Thursday, July 14, 2022


The ongoing investigation into cheating on the November 2021 barrister and solicitor licensing examinations reached an important milestone this week.

Based on information and evidence obtained through the investigative process, and the results and recommendations of a forensic analysis of the November 2021 barrister and solicitor licensing examinations conducted by testing security experts, a number of candidates have been notified that evidence obtained to date strongly supports the conclusion that they breached the Law Society's rules and regulations regarding licensing examinations. Further investigation is ongoing in relation to other individuals. At the same time, candidates against whom the current evidence does not support a continuing investigation are being notified.

"The Law Society's investigation into licensing examinations is firmly rooted in protecting the public interest and ensuring the integrity of the licensing process and the legal professions," said Diana Miles, the Law Society's Chief Executive Officer. "Public confidence and trust in the licensing process is paramount. As regulator, our actions are focused on upholding our public service mandate."

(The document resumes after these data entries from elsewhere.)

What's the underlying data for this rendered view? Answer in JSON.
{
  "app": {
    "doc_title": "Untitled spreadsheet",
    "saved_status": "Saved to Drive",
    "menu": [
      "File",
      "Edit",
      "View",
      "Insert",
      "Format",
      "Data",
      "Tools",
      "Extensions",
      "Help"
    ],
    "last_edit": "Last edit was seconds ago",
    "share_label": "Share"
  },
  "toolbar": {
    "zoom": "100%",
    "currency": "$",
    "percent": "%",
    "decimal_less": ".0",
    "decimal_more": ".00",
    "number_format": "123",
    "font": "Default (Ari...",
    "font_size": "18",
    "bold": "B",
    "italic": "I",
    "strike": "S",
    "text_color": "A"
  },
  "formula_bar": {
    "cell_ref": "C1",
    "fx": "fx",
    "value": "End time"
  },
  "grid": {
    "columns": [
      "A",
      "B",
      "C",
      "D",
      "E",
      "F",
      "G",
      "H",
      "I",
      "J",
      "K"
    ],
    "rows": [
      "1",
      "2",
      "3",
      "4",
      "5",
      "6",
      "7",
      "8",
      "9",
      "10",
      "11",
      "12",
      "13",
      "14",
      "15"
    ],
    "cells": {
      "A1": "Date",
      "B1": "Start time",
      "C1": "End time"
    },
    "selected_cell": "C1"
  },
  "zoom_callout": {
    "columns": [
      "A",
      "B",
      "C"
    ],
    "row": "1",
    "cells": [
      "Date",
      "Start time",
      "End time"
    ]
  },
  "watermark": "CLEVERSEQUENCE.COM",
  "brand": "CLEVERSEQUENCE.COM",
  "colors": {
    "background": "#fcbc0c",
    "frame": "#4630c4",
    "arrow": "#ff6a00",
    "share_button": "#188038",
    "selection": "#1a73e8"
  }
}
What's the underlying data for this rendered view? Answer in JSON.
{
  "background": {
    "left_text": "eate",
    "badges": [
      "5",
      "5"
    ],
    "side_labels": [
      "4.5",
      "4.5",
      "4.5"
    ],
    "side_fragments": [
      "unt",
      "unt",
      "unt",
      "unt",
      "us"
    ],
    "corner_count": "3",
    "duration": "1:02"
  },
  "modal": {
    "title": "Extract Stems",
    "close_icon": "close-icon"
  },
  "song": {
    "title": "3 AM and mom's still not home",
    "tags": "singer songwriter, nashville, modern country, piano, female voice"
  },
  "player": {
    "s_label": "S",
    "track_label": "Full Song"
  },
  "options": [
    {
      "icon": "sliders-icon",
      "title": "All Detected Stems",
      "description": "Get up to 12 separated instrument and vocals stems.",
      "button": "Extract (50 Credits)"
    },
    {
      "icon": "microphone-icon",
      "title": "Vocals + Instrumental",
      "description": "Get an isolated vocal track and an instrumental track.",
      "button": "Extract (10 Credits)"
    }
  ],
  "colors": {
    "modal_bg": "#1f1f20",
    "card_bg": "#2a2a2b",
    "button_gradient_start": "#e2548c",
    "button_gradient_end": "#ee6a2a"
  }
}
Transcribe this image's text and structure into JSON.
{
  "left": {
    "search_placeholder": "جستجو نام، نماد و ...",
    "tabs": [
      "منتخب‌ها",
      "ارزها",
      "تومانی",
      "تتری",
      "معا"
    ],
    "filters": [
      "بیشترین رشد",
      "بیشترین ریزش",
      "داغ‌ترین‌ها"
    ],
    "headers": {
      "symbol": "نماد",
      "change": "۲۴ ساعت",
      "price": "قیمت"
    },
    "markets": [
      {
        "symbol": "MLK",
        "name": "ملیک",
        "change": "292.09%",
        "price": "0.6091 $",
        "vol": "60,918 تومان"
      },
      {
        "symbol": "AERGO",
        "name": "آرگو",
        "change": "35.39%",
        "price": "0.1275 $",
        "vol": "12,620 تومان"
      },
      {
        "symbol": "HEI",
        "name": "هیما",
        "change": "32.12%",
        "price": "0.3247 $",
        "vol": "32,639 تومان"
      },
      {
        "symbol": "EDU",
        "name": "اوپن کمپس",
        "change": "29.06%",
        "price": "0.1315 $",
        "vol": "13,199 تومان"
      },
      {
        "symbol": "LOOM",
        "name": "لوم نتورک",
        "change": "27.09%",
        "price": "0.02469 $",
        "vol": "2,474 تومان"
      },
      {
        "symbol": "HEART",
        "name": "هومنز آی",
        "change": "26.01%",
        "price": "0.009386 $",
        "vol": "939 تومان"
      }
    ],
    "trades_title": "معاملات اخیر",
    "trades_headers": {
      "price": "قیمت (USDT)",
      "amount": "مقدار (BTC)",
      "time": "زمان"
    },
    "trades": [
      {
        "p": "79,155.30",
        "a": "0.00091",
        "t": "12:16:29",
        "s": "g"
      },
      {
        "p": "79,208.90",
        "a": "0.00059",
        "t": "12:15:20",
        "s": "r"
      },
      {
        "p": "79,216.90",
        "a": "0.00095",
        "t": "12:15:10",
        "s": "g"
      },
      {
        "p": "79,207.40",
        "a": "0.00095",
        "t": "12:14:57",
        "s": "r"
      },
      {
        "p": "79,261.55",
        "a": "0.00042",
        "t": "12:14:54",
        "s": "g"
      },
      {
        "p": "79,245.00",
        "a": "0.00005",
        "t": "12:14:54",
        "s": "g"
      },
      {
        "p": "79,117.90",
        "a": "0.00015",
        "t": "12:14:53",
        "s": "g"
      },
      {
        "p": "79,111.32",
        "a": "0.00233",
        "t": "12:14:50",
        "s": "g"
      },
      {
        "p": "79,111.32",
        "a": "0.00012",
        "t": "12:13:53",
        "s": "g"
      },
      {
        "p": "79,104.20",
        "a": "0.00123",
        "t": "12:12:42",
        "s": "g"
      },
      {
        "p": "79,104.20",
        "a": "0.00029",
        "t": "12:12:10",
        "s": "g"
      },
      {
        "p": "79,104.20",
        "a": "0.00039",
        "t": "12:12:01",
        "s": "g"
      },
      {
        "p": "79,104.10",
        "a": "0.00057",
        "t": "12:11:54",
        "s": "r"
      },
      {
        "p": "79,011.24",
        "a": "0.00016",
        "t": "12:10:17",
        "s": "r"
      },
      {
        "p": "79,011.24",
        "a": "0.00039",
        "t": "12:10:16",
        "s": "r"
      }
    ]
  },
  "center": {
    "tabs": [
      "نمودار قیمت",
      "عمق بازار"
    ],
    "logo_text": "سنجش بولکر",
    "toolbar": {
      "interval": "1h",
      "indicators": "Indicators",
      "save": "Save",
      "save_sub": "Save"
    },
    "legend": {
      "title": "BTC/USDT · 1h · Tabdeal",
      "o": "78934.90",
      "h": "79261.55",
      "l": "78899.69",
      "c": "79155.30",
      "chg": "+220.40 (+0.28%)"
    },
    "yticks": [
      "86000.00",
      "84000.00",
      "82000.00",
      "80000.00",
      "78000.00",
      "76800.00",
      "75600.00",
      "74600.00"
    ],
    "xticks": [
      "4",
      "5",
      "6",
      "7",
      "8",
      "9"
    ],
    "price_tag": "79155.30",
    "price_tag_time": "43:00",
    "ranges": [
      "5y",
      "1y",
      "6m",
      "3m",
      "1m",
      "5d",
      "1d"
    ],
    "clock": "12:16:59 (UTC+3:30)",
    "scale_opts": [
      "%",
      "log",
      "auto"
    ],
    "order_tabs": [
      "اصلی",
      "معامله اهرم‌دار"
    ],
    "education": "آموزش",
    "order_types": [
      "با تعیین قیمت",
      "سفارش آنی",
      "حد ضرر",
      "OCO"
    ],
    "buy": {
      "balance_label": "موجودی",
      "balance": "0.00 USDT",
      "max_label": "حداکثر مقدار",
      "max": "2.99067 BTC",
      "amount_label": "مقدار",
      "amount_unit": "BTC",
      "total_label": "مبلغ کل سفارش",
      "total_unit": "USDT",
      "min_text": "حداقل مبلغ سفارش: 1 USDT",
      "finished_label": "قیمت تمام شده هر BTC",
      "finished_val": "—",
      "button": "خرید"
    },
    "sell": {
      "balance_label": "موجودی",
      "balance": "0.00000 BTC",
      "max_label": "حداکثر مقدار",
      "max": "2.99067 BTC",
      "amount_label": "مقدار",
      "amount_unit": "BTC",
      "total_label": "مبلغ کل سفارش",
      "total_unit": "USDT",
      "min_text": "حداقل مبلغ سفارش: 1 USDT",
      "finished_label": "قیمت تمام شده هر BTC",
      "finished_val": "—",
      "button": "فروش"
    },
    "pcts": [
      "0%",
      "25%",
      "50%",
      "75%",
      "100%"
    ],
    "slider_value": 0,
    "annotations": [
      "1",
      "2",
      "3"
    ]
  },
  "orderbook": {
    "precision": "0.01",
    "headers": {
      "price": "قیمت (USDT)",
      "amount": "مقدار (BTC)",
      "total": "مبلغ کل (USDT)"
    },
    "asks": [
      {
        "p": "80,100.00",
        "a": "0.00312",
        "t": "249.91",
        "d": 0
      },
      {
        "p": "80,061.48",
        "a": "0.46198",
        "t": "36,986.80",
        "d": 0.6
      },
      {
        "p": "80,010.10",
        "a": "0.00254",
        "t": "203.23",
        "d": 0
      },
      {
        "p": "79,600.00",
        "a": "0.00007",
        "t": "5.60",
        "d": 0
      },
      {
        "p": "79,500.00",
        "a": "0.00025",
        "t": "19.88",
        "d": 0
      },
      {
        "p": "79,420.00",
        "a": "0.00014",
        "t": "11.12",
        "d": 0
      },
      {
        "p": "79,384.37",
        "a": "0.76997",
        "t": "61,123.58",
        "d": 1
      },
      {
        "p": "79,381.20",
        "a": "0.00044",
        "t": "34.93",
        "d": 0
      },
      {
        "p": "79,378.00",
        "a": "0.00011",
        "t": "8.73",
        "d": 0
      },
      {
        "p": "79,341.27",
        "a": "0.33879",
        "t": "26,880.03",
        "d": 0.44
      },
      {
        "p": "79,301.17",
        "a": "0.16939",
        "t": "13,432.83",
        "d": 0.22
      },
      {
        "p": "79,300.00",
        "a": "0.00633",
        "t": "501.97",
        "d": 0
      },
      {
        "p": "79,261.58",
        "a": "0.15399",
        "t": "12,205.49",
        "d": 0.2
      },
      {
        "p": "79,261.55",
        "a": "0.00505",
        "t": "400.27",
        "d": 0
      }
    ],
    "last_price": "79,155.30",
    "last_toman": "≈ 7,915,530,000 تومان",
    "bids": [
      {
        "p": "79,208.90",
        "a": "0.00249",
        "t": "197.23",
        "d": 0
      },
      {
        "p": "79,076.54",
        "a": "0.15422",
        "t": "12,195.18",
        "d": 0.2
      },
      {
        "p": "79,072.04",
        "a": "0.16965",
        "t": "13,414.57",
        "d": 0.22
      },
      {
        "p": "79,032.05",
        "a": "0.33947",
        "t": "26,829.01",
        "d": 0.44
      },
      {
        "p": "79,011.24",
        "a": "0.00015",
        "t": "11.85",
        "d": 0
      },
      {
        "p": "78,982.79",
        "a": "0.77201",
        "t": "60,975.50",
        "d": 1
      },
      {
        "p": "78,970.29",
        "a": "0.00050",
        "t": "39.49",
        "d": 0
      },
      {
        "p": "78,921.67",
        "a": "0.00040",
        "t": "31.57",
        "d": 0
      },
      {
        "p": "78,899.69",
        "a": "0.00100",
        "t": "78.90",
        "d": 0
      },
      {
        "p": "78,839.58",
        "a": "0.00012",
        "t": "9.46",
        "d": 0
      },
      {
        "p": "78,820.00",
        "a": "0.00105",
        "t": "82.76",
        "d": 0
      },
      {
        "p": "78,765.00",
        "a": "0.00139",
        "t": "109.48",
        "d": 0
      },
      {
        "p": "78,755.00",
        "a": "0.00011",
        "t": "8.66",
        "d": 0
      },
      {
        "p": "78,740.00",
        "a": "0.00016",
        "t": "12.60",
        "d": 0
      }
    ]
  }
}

Candidates who have been notified are being provided with a further opportunity to respond to investigators, should they choose to do so. After which, they may face a range of outcomes based on the Law Society's mandate to protect the public interest, maintain integrity of the licensing process and public confidence in the legal professions.

Outcomes under consideration, include:

  • Deeming the results of the November 2021 barrister and/or solicitor licensing examinations to be void:
    • The candidate will receive a "Fail" result for the voided examination and it will count as an examination attempt.
  • Deeming registration in the Law Society's licensing process to be void:
    • All previous examination attempts along with the completion of any form of experiential training, such as articling, may be voided.
    • Individuals whose registration is voided will no longer be candidates in the Law Society's licensing process.
  • Licensing hearing:
    • The candidate's application for licensing may be referred to the Hearing Division of the Law Society Tribunal.

In assessing appropriate outcomes the Law Society will consider a candidate's written submissions, evidence provided by the investigative team, the forensic analysis, and the individual's candour and cooperation with the investigation into cheating.

The investigation into misconduct in the licensing examination process is ongoing; further updates will be provided as information is available. In-keeping with its public interest mandate, the Law Society continues to share information with other Canadian law societies about specific candidates under investigation.

Licensing examinations are an integral aspect of ensuring the entry-level-competence of lawyers and paralegals in Ontario. The Law Society is committed to ensuring that its licensing examinations are administered fairly, defensibly, in the public interest, and are free from improper behaviour, unlawful activity, and misconduct.

All candidates registered in the licensing process are reminded that they must comply with the Law Society's Rules and Protocol and are expected to review the Guide to Licensing Examinations.

The Law Society regulates lawyers and paralegals in Ontario in the public interest. The Law Society has a mandate to protect the public interest, to maintain and advance the cause of justice and the rule of law, to facilitate access to justice for the people of Ontario, and to act in a timely, open and efficient manner.